The Middle East that Joe Biden will confront when he becomes the 46th president of the United States of America is not the same place that it was when he assumed the post of vice president in Barack Obama’s administration back in January 2009.
The so-called Arab Spring that Obama hoped would bring democracy to the Middle East turned out to be a disappointment. Elections in Egypt led to the Muslim Brotherhood taking power under the leadership of Mohamed Morsi in 2012, but just a year later he was ousted by General Abdel Fattah el-Sisi in a coup d’état.
The Joint Comprehensive Plan of Action implemented in 2016, which was intended to rein in Iran’s nuclear ambitions, has to all intents and purposes failed, and Iran has since rolled back its compliance with the deal’s operational limits.

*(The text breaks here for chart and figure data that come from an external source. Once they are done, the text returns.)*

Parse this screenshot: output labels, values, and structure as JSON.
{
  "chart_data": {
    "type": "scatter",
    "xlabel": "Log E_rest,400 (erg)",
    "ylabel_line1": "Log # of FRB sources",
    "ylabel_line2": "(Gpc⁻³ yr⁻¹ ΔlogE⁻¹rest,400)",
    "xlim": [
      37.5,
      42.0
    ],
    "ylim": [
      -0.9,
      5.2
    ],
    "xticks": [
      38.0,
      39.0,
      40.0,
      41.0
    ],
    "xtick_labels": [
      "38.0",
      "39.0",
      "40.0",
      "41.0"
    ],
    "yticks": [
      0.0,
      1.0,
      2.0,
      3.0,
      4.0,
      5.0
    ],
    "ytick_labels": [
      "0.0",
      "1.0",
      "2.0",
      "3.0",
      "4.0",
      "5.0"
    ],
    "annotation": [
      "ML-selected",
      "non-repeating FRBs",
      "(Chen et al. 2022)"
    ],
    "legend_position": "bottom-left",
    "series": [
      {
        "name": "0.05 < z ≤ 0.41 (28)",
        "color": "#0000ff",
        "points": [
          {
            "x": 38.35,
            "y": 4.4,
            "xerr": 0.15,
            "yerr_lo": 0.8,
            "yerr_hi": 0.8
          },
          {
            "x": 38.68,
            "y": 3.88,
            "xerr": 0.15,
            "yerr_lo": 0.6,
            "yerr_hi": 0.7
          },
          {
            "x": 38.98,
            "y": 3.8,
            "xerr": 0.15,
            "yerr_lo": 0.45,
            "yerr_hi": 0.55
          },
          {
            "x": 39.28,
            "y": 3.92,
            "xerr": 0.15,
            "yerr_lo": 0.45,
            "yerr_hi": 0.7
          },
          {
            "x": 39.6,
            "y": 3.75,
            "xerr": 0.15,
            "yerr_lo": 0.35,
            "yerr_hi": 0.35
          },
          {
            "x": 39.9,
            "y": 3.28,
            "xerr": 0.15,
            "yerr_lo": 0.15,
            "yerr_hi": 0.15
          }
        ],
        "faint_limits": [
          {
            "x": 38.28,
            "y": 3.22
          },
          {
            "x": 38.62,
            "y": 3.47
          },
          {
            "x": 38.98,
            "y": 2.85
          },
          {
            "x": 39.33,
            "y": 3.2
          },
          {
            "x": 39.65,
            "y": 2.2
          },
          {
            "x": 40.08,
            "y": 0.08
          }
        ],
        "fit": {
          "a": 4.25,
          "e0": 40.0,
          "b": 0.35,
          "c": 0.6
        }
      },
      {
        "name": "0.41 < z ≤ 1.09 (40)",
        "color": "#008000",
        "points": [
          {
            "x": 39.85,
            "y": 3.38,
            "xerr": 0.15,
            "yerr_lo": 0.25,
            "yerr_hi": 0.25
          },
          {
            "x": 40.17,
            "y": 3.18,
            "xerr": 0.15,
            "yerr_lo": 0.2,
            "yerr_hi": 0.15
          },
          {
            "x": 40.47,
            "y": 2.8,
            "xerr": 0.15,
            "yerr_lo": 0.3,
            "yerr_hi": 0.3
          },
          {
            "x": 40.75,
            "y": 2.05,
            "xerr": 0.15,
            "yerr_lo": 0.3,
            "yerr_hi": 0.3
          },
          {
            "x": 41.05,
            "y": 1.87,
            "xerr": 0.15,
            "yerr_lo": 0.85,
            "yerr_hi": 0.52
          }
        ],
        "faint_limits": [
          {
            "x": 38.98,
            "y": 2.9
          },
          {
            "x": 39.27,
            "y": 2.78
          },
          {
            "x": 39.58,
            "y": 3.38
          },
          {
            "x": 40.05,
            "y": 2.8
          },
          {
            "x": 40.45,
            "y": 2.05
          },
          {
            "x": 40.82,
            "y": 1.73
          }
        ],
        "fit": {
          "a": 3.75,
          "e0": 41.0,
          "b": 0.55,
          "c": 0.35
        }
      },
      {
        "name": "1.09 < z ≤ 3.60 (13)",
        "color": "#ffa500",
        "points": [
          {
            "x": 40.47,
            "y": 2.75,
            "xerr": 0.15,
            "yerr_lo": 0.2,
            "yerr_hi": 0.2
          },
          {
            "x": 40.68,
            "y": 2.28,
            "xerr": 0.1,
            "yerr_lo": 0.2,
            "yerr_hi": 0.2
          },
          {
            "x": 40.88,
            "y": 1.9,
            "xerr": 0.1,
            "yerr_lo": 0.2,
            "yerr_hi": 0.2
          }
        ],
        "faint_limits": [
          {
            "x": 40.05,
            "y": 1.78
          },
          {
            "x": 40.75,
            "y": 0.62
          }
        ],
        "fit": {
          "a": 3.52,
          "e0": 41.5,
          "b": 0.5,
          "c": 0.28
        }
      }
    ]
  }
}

Any prospect of a two-state solution bringing the conflict between the Palestinians and Israel to an end is further away than ever. Gaza and the West Bank are in effect two separate and independent political entities. The Palestinians have never been prepared to forego the right of return for the descendants of refugees of the 1948 war, and no Palestinian leader had the courage to agree to the offers made by former Israeli prime ministers Rabin, Barak and Olmert.
The political reality in Israel has also changed. The Labor party, which back in the days of Yitzhak Rabin held 44 seats in the 120-seat Knesset, would be unlikely to pass the threshold were elections to be held today.
Every opinion poll has demonstrated that Israel’s next government, just like the previous one, will be center-right in its political orientation making the prospect of a two-state solution, even were that to be on the cards, increasingly unlikely.
On a more optimistic note, a delegation from the United Arab Emirates and Bahrain took part in a Chanukah candle-lighting ceremony at the Western Wall this week. That would have been unthinkable even six months ago, but things are changing. And they are changing fast.
During Trump’s presidency, with all of its problems, diplomatic relations were established with the United Arab Emirates, Bahrain, Sudan and Morocco. Oman may well be next in line, and an historic meeting took place at the end of November between Israel’s prime minister and Saudi Arabia’s crown prince sending a strong signal to allies and enemies alike that the two countries remain deeply committed to containing their common enemy, Iran.
Israel is no longer an isolated Jewish State in the Middle East surrounded by enemies. It enjoys diplomatic relations with a growing number of Arab Muslim states, who have put the Palestinian conflict on the back burner as they line up to address the threat posed by a nuclear Iran.